Scene: Natural wine bar, brick walls. wax capsules. etc After a long discussion about wine from Jura.
Me: “It’s great, it reminds me of Michel Lafarge”
Him: “Who?”
Me: “Michel Lafarge, you know, top producer of Volnay?”
Him: “Never heard of ‘im”
I can’t remember who it was, I think it might have been Gianfranco Soldera, reminiscing a few months back about his vinous education. He was remembering the great wines that became the key reference points for his memory bank of what wine was capable of aspiring to. Mouton 1949, Armand Rousseau 1985, etc, etc. He wanted to make wines as good as these. I think he probably succeeded.
Gianfranco bemoaned the current generation of drinkers and winemakers who haven’t had the chance to taste the classics because they’re just too expensive. Indeed, a few years ago, I was at a tasting of 1982 Bordeaux chatting to an MW, who’d never tasted a wine from this epoch-changing vintage.
Understand prices, and you can understand a lot of what’s happening in the world. Was the surge of great restaurants in London about a new discovery of interest in food, or was it driven as much by high prices of rental property pushing people to eat out because they didn’t have a dining table at home?
Overnoy, L’Anglore, Foillard etc. If you have the connections and can find them, you can drink the best natural wines in the world without spending a fortune. The popularity of these ‘new classics’ is in part a natural reaction to the increasing unattainability of the ‘old-classics’.
But, because of this, it seems there’s a generation of young wine lovers, who don’t aspire to drink the classics anymore. I think that’s a shame. When I started, it was all I wanted to do, to encounter Lafite, Petrus et al. To bag some of the ‘big-game’ of the wine world. I don’t feel like that so much anymore, but it was an important period of my life that allowed me a sense of scale as to what wine, and older wine in particular was all about.

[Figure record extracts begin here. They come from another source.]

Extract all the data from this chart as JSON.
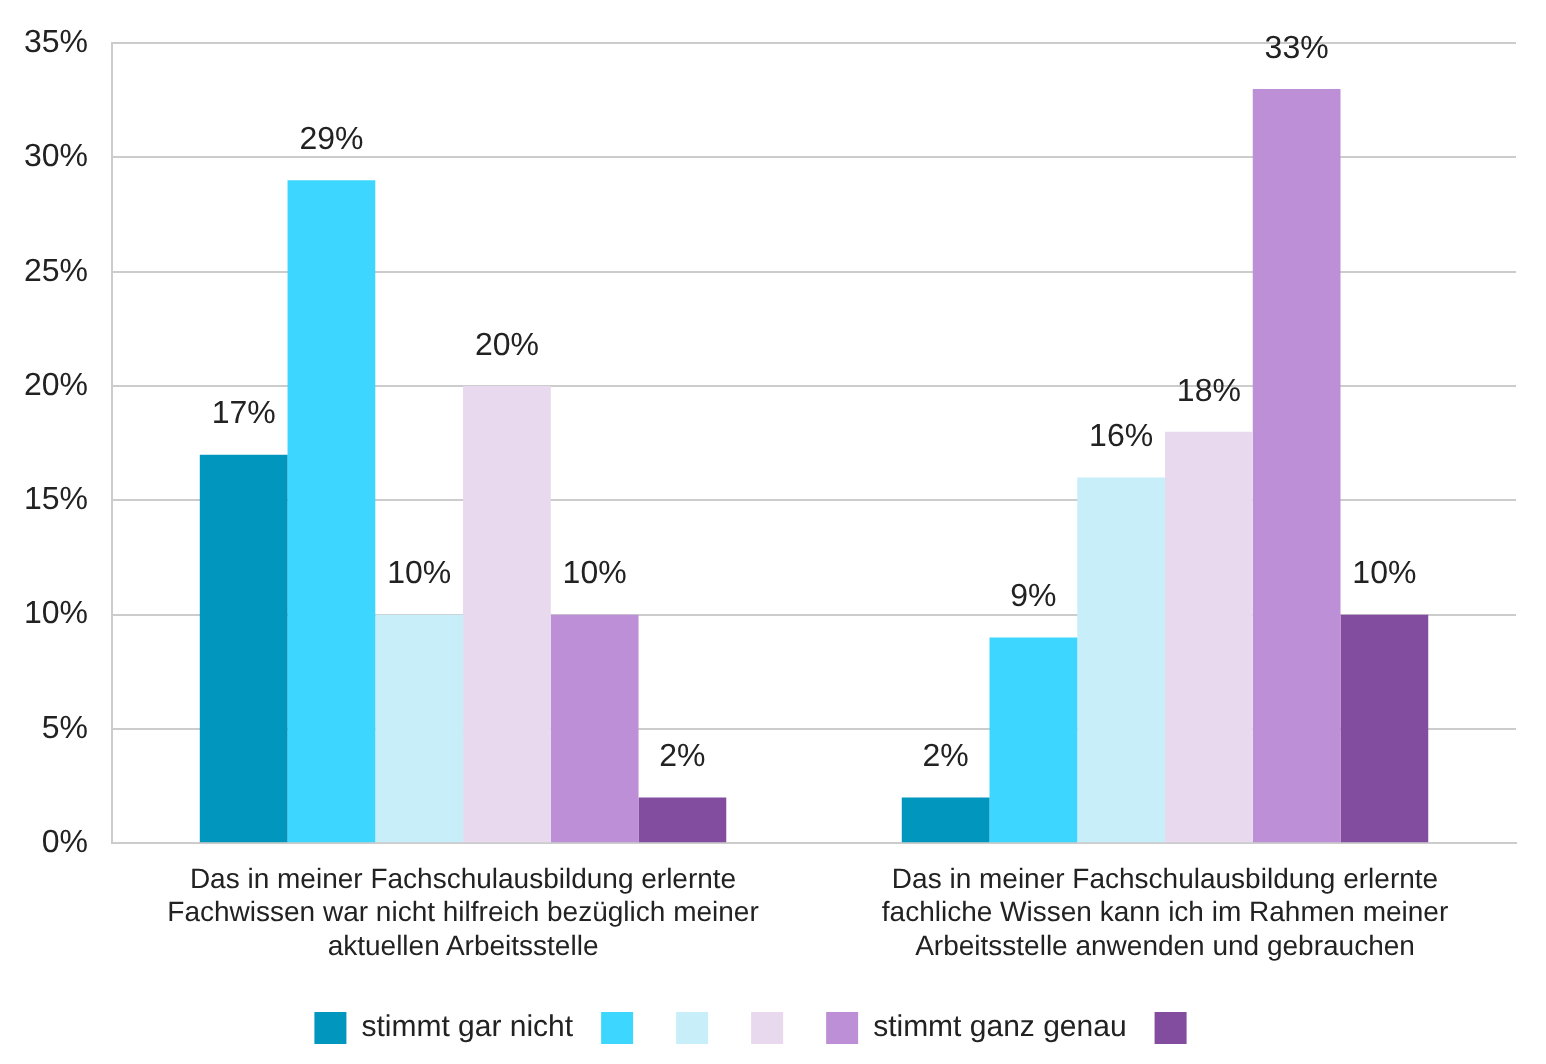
{
  "chart_data": {
    "type": "bar",
    "categories": [
      "Das in meiner Fachschulausbildung erlernte\nFachwissen war nicht hilfreich bezüglich meiner\naktuellen Arbeitsstelle",
      "Das in meiner Fachschulausbildung erlernte\nfachliche Wissen kann ich im Rahmen meiner\nArbeitsstelle anwenden und gebrauchen"
    ],
    "series": [
      {
        "name": "stimmt gar nicht",
        "color": "#0096be",
        "values": [
          17,
          2
        ],
        "value_labels": [
          "17%",
          "2%"
        ]
      },
      {
        "color": "#3dd6ff",
        "values": [
          29,
          9
        ],
        "value_labels": [
          "29%",
          "9%"
        ]
      },
      {
        "color": "#c8eefa",
        "values": [
          10,
          16
        ],
        "value_labels": [
          "10%",
          "16%"
        ]
      },
      {
        "color": "#e8d9ee",
        "values": [
          20,
          18
        ],
        "value_labels": [
          "20%",
          "18%"
        ]
      },
      {
        "name": "stimmt ganz genau",
        "color": "#bd8fd6",
        "values": [
          10,
          33
        ],
        "value_labels": [
          "10%",
          "33%"
        ]
      },
      {
        "color": "#824c9f",
        "values": [
          2,
          10
        ],
        "value_labels": [
          "2%",
          "10%"
        ]
      }
    ],
    "ylim": [
      0,
      35
    ],
    "yticks": [
      {
        "value": 0,
        "label": "0%"
      },
      {
        "value": 5,
        "label": "5%"
      },
      {
        "value": 10,
        "label": "10%"
      },
      {
        "value": 15,
        "label": "15%"
      },
      {
        "value": 20,
        "label": "20%"
      },
      {
        "value": 25,
        "label": "25%"
      },
      {
        "value": 30,
        "label": "30%"
      },
      {
        "value": 35,
        "label": "35%"
      }
    ],
    "grid": "y",
    "legend": "bottom"
  }
}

And, it’s not like all of the classic wines of France are out of reach. Their is a plethora of well-priced, delicious Bordeaux out there that deserves more exposure on the capitals trendy new lists. The importers Vine-Trail deserve a lot of credit for pushing these wines at the moment.
So, in the rush to celebrate the new, the trendy, let’s not forget the classics. To comprehend the new it helps to understand the past.